1965 - IBM announces construction of a large plant between Boulder and Longmont, accelerating the pace of growth and the shift of the economic base from agriculture to high technology.

1970 - Longmont's population is 23,209, double that of ten years earlier. The Kuner-Empson cannery closes.

1972-5 "Project 75" complex at 3rd Ave and Kimbark Street opens, including a new library, Civic Center and police station.

1975 - Longmont native Vance Brand flies on the Apollo-Soyuz mission which linked Soviet and American spacecraft.

1977 - Closing of the Great Western Sugar Factory in Longmont.

1980 - Longmont's population is 42,942, almost double that of ten years earlier. On August 15, Longmont police officer Glenn Herner shoots and kills two men, Juan Garcia and Jeff Cordova, during a Main Street altercation. Herner was later acquitted of manslaughter charges.

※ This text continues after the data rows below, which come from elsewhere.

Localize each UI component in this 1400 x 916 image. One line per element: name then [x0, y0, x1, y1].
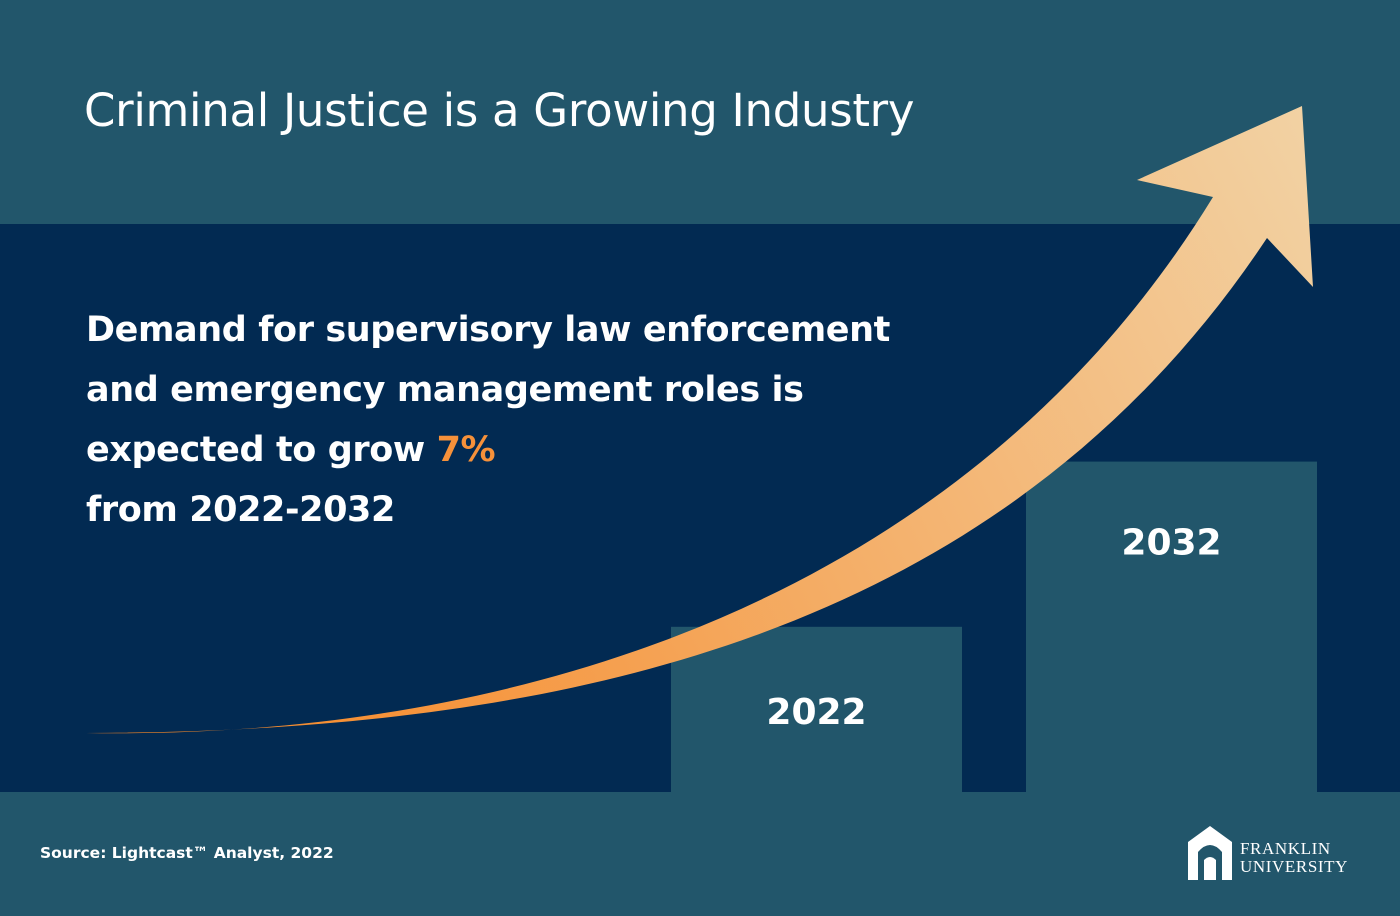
headline-line-1: Demand for supervisory law enforcement: [86, 310, 890, 350]
bar-2022: [671, 626, 962, 792]
headline-line-3: expected to grow 7%: [86, 420, 986, 480]
headline-line-3-prefix: expected to grow: [86, 430, 437, 470]
franklin-gate-icon: [1188, 826, 1232, 880]
headline-line-4: from 2022-2032: [86, 490, 395, 530]
logo-wordmark: FRANKLIN UNIVERSITY: [1240, 840, 1348, 876]
bar-2032: [1026, 461, 1317, 792]
franklin-university-logo: FRANKLIN UNIVERSITY: [1186, 824, 1366, 884]
logo-line-1: FRANKLIN: [1240, 839, 1331, 858]
bar-label-2022: 2022: [766, 692, 866, 733]
bar-label-2032: 2032: [1121, 523, 1221, 564]
header-band: [0, 0, 1400, 224]
growth-percentage: 7%: [436, 430, 496, 470]
logo-line-2: UNIVERSITY: [1240, 857, 1348, 876]
headline-line-2: and emergency management roles is: [86, 370, 804, 410]
headline-text: Demand for supervisory law enforcement a…: [86, 300, 986, 540]
growth-arrow: [86, 106, 1313, 734]
source-citation: Source: Lightcast™ Analyst, 2022: [40, 844, 334, 862]
footer-band: [0, 792, 1400, 916]
page-title: Criminal Justice is a Growing Industry: [84, 84, 915, 137]
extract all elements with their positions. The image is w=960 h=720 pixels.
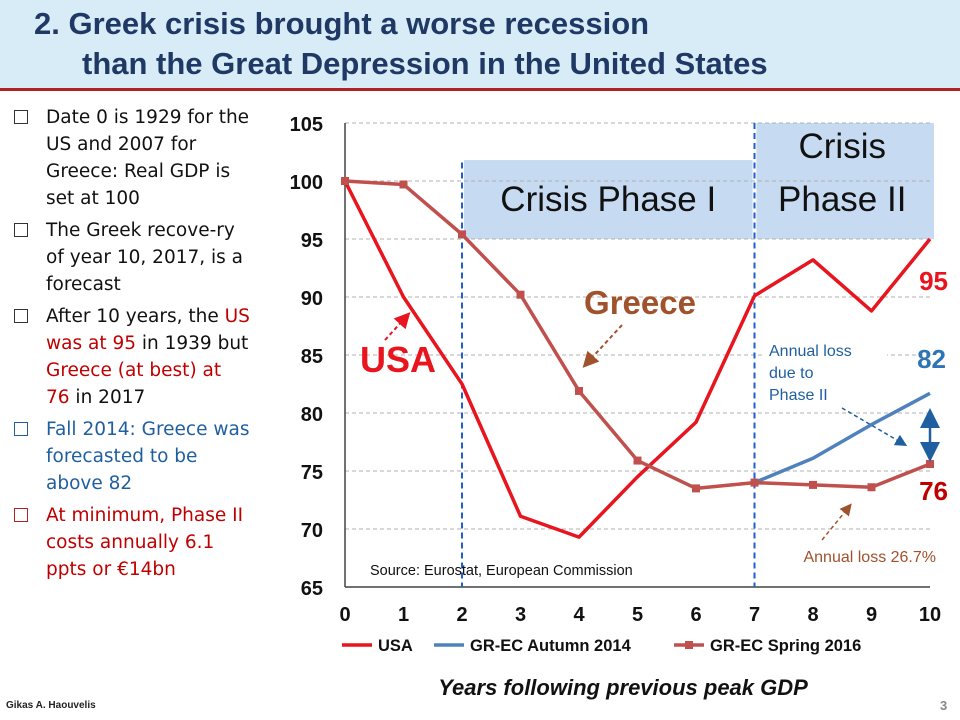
series-point bbox=[458, 230, 466, 239]
annual-loss-box bbox=[762, 335, 887, 411]
y-tick-label: 65 bbox=[301, 578, 323, 600]
bullet-item: After 10 years, the US was at 95 in 1939… bbox=[8, 303, 250, 411]
x-axis-label: Years following previous peak GDP bbox=[438, 675, 808, 700]
page-number: 3 bbox=[940, 698, 948, 713]
greece-label: Greece bbox=[584, 284, 696, 321]
bullet-list: Date 0 is 1929 for the US and 2007 for G… bbox=[8, 104, 250, 588]
spring-end-value: 76 bbox=[919, 476, 948, 506]
x-tick-label: 3 bbox=[515, 604, 526, 626]
x-tick-label: 8 bbox=[807, 604, 818, 626]
title-line-2: than the Great Depression in the United … bbox=[82, 46, 768, 81]
x-tick-label: 2 bbox=[456, 604, 467, 626]
y-tick-label: 85 bbox=[301, 346, 323, 368]
series-point bbox=[516, 290, 525, 299]
checkbox-bullet-icon bbox=[14, 309, 28, 323]
author-credit: Gikas A. Haouvelis bbox=[6, 700, 96, 711]
series-point bbox=[341, 177, 349, 185]
annual-loss-pct: Annual loss 26.7% bbox=[803, 549, 936, 566]
x-tick-label: 7 bbox=[749, 604, 760, 626]
x-tick-label: 6 bbox=[690, 604, 701, 626]
y-tick-label: 95 bbox=[301, 230, 323, 252]
y-tick-label: 100 bbox=[290, 172, 323, 194]
checkbox-bullet-icon bbox=[14, 422, 28, 436]
series-point bbox=[399, 180, 408, 189]
phase-2-label-line1: Crisis bbox=[799, 127, 886, 166]
x-tick-label: 1 bbox=[398, 604, 409, 626]
bullet-item: Fall 2014: Greece was forecasted to be a… bbox=[8, 416, 250, 497]
x-tick-label: 5 bbox=[632, 604, 643, 626]
y-tick-label: 90 bbox=[301, 288, 323, 310]
source-note: Source: Eurostat, European Commission bbox=[370, 563, 633, 579]
y-tick-label: 105 bbox=[290, 114, 323, 136]
x-tick-label: 9 bbox=[866, 604, 877, 626]
usa-label: USA bbox=[360, 339, 436, 380]
bullet-text: Date 0 is 1929 for the US and 2007 for G… bbox=[46, 107, 250, 209]
bullet-text: After 10 years, the bbox=[46, 306, 225, 327]
series-point bbox=[809, 480, 817, 489]
bullet-text: At minimum, Phase II costs annually 6.1 … bbox=[46, 505, 244, 580]
series-point bbox=[750, 478, 759, 487]
title-line-1: 2. Greek crisis brought a worse recessio… bbox=[34, 6, 650, 41]
phase-1-label: Crisis Phase I bbox=[500, 180, 716, 219]
legend-entry: USA bbox=[378, 637, 413, 655]
x-tick-label: 10 bbox=[919, 604, 941, 626]
checkbox-bullet-icon bbox=[14, 508, 28, 522]
phase-1-band bbox=[464, 160, 753, 239]
series-point bbox=[633, 456, 642, 465]
series-point bbox=[926, 460, 934, 469]
bullet-item: Date 0 is 1929 for the US and 2007 for G… bbox=[8, 104, 250, 212]
bullet-text: US was at 95 bbox=[46, 306, 250, 354]
legend-marker bbox=[685, 641, 693, 649]
y-tick-label: 75 bbox=[301, 462, 323, 484]
series-point bbox=[692, 484, 700, 493]
annual-loss-arrow bbox=[841, 407, 908, 447]
annual-loss-pct-arrow bbox=[821, 503, 852, 541]
greece-arrow bbox=[582, 324, 623, 368]
checkbox-bullet-icon bbox=[14, 223, 28, 237]
bullet-text: Fall 2014: Greece was forecasted to be a… bbox=[46, 419, 250, 494]
usa-end-value: 95 bbox=[919, 266, 948, 296]
series-line-0 bbox=[343, 180, 932, 539]
annual-loss-box-text: due to bbox=[769, 365, 814, 382]
bullet-item: The Greek recove-ry of year 10, 2017, is… bbox=[8, 217, 250, 298]
annual-loss-box-text: Phase II bbox=[769, 387, 828, 404]
bullet-text: The Greek recove-ry of year 10, 2017, is… bbox=[46, 220, 244, 295]
phase-2-label-line2: Phase II bbox=[778, 180, 906, 219]
series-point bbox=[867, 483, 876, 492]
legend-entry: GR-EC Autumn 2014 bbox=[470, 637, 632, 655]
bullet-text: in 2017 bbox=[69, 387, 146, 408]
series-point bbox=[575, 386, 583, 395]
x-tick-label: 0 bbox=[339, 604, 350, 626]
usa-arrow bbox=[384, 312, 411, 341]
bullet-text: Greece (at best) at 76 bbox=[46, 360, 222, 408]
title-bar: 2. Greek crisis brought a worse recessio… bbox=[0, 0, 960, 91]
checkbox-bullet-icon bbox=[14, 110, 28, 124]
y-tick-label: 80 bbox=[301, 404, 323, 426]
annual-loss-box-text: Annual loss bbox=[769, 343, 852, 360]
series-line-1 bbox=[753, 391, 931, 485]
bullet-item: At minimum, Phase II costs annually 6.1 … bbox=[8, 502, 250, 583]
y-tick-label: 70 bbox=[301, 520, 323, 542]
autumn-end-value: 82 bbox=[917, 344, 946, 374]
legend-entry: GR-EC Spring 2016 bbox=[710, 637, 861, 655]
x-tick-label: 4 bbox=[573, 604, 585, 626]
bullet-text: in 1939 but bbox=[136, 333, 249, 354]
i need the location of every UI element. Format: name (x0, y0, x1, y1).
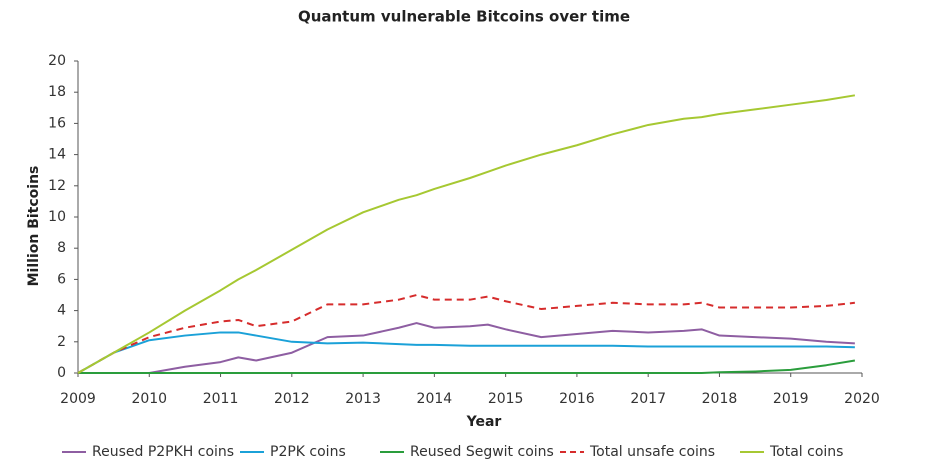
y-tick-label: 16 (48, 115, 66, 131)
x-axis-label: Year (466, 414, 502, 430)
legend-label: P2PK coins (270, 444, 346, 460)
y-tick-label: 14 (48, 147, 66, 163)
legend-label: Total coins (769, 444, 843, 460)
legend-label: Reused Segwit coins (410, 444, 554, 460)
y-tick-label: 20 (48, 53, 66, 69)
series-line (78, 322, 855, 374)
y-tick-label: 0 (57, 365, 66, 381)
x-tick-label: 2016 (559, 391, 595, 407)
series-line (77, 331, 855, 374)
y-axis-label: Million Bitcoins (26, 166, 42, 287)
legend-label: Reused P2PKH coins (92, 444, 234, 460)
legend-label: Total unsafe coins (589, 444, 715, 460)
y-tick-label: 10 (48, 209, 66, 225)
x-tick-label: 2017 (630, 391, 666, 407)
y-tick-label: 2 (57, 334, 66, 350)
x-tick-label: 2010 (131, 391, 167, 407)
x-tick-label: 2009 (60, 391, 96, 407)
x-tick-label: 2019 (773, 391, 809, 407)
y-tick-label: 18 (48, 84, 66, 100)
y-tick-label: 4 (57, 303, 66, 319)
x-tick-label: 2013 (345, 391, 381, 407)
x-tick-label: 2020 (844, 391, 880, 407)
series-line (77, 94, 856, 374)
x-tick-label: 2012 (274, 391, 310, 407)
x-tick-label: 2014 (417, 391, 453, 407)
y-tick-label: 6 (57, 271, 66, 287)
x-tick-label: 2015 (488, 391, 524, 407)
chart-title: Quantum vulnerable Bitcoins over time (298, 8, 630, 26)
series-line (78, 359, 856, 374)
series-line (77, 294, 855, 374)
x-tick-label: 2011 (203, 391, 239, 407)
y-tick-label: 12 (48, 178, 66, 194)
x-tick-label: 2018 (702, 391, 738, 407)
y-tick-label: 8 (57, 240, 66, 256)
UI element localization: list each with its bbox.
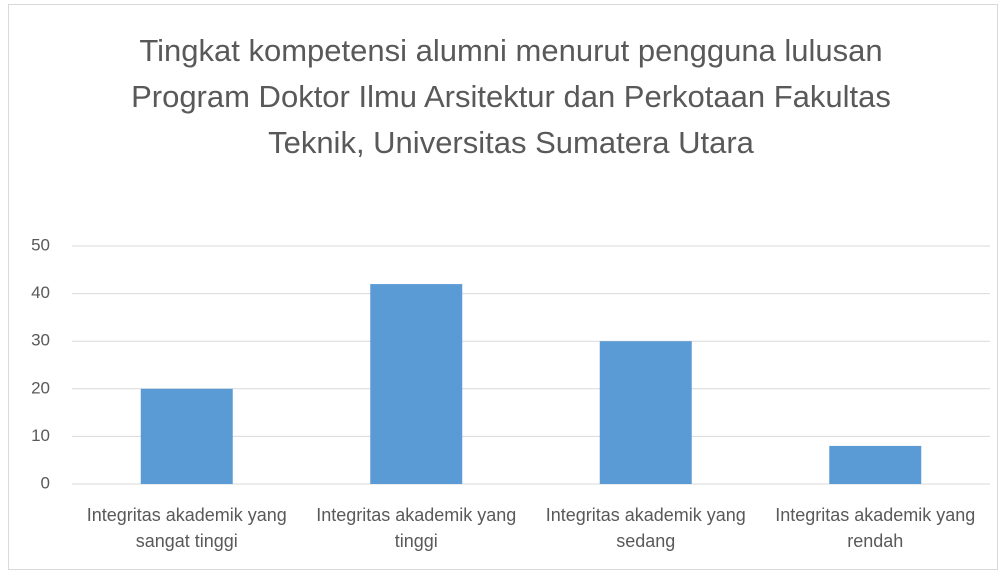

The aftermath of this tragedy led to massive changes in police training and to the founding of El Comite.

1986 - Twin Peaks Mall opens.

1990 - Longmont's population is 51,524.

1993 - Construction of a new Library and a new Safety & Justice Center.

2000 - Longmont's population is 71,093.

2002 - Construction of a new Recreation Center, a Museum & Cultural Center, and improvements to Roosevelt Park completed.

2010 - Longmont's population is 86,270

2011 - Closing of the Butterball turkey processing plant, the last major agricultural industry in Longmont.

2013 - A major flood damages homes, businesses, and roads in Longmont and across the Front Range.